Ce changement fait suite à de vives préoccupations exprimées dans le monde entier, notamment en raison de la création d'images d'individus, y compris de mineurs, dénudés. « La génération et l'édition d'images sont disponibles uniquement pour les abonnés payants. Vous pouvez vous abonner pour débloquer ces fonctionnalités », a indiqué Grok sur X.
Cette décision a suscité une vive réaction du gouvernement britannique, qui a critiqué ces mesures comme étant « insultantes pour les victimes ». Downing Street a demandé des solutions rapides pour empêcher la diffusion de telles images, qualifiant ces actes de « révoltants et inacceptables ». Liz Kendall, ministre en charge des Technologies, a également exprimé son indignation, déclarant que « ce genre de contenu ne devrait pas exister dans une société digne de ce nom ».
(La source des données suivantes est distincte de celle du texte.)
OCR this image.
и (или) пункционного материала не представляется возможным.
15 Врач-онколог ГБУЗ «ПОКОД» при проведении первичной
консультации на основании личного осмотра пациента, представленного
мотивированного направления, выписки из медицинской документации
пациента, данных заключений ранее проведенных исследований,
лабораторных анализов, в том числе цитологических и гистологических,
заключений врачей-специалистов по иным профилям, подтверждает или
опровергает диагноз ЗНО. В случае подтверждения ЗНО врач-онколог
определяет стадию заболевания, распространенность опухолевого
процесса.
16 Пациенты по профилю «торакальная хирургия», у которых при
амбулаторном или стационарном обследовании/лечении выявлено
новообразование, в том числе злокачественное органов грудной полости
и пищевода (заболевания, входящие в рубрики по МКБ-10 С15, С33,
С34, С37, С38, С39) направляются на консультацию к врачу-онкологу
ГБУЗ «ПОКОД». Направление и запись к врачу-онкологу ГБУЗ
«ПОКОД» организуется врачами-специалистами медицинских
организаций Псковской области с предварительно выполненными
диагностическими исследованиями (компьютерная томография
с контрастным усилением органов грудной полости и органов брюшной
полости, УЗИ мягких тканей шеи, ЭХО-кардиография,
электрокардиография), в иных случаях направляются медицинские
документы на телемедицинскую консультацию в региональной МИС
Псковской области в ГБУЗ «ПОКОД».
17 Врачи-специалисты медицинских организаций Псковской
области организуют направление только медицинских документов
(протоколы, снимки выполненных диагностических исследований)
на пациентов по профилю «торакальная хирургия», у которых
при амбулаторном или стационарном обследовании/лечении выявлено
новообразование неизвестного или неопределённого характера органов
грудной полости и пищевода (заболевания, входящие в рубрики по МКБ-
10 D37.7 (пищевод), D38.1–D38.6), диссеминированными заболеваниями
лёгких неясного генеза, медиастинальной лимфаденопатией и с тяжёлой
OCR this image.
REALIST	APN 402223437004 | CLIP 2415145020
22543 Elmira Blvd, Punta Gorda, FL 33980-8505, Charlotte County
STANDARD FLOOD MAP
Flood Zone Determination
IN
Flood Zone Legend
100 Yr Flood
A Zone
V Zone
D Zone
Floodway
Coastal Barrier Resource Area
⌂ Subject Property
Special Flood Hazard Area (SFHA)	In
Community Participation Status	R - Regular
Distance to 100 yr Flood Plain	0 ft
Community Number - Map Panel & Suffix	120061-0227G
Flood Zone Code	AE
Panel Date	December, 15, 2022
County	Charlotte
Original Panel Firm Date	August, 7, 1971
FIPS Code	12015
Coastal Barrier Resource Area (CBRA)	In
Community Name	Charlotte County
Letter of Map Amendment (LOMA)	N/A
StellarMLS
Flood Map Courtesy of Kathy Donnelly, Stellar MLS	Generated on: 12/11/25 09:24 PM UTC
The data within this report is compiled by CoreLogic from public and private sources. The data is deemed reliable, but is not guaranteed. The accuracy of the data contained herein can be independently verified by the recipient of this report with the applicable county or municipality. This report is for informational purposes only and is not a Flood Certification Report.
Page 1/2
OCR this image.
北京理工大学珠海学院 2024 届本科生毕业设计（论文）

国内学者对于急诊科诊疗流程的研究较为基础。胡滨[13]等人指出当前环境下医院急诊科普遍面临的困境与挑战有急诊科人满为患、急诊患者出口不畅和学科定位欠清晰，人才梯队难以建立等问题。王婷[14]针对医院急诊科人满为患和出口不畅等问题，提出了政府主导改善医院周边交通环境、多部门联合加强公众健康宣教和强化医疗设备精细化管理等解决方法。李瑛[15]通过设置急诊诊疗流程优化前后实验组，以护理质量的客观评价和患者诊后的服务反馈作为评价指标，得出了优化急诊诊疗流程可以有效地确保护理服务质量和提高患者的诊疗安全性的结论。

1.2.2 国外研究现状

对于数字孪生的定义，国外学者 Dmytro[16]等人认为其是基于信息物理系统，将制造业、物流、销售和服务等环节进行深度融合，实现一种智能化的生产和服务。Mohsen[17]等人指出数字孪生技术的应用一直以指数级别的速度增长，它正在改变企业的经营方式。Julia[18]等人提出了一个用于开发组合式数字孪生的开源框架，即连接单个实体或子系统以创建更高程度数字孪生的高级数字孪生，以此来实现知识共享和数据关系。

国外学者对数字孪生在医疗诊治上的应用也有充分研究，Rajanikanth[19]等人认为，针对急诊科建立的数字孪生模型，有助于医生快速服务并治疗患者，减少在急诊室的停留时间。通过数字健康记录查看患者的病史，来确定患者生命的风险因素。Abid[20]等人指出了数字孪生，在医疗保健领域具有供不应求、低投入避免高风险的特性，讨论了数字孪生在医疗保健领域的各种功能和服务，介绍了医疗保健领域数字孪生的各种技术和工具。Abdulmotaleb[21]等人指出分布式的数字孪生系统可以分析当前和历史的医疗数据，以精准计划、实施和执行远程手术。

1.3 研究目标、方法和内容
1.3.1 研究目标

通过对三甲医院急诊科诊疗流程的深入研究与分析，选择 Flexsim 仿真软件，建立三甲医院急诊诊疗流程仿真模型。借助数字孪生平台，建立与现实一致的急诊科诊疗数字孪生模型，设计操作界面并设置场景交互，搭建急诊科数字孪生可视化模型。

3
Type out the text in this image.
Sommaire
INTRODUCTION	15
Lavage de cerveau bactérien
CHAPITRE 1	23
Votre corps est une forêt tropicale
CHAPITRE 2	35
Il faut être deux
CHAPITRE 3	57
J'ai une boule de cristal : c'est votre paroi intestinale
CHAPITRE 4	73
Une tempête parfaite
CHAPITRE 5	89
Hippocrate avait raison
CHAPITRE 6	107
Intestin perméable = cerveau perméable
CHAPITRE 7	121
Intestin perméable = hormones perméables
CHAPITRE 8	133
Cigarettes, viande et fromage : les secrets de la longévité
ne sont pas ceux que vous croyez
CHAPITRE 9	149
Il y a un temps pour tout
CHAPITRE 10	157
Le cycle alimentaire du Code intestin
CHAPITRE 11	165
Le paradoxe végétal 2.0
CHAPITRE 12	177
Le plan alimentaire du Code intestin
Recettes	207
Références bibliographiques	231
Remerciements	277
En parallèle, la Commission européenne a pris des mesures conservatoires contre la plateforme X, lui ordonnant de conserver tous ses documents internes relatifs à Grok jusqu'à fin 2026, suite au scandale impliquant la génération d'images sexuelles de mineurs. Cette ordonnance reflète une approche plus stricte envers les violations des normes de sécurité en ligne.
Le scénario rappelle également l'amende de 120 millions d'euros imposée à X en décembre dernier pour des violations du règlement des services numériques (DSA), malgré les critiques des responsables américains à l'encontre de l'UE.
Cristina González, experte en droits numériques, a commenté la situation en affirmant que « la réglementation doit évoluer à mesure que la technologie progresse, et les plateformes doivent prendre responsabilité pour leurs outils ». Ce développement soulève des questions sur l'avenir de la réglementation des contenus générés par l'intelligence artificielle et le rôle des entreprises dans la protection des utilisateurs vulnérables.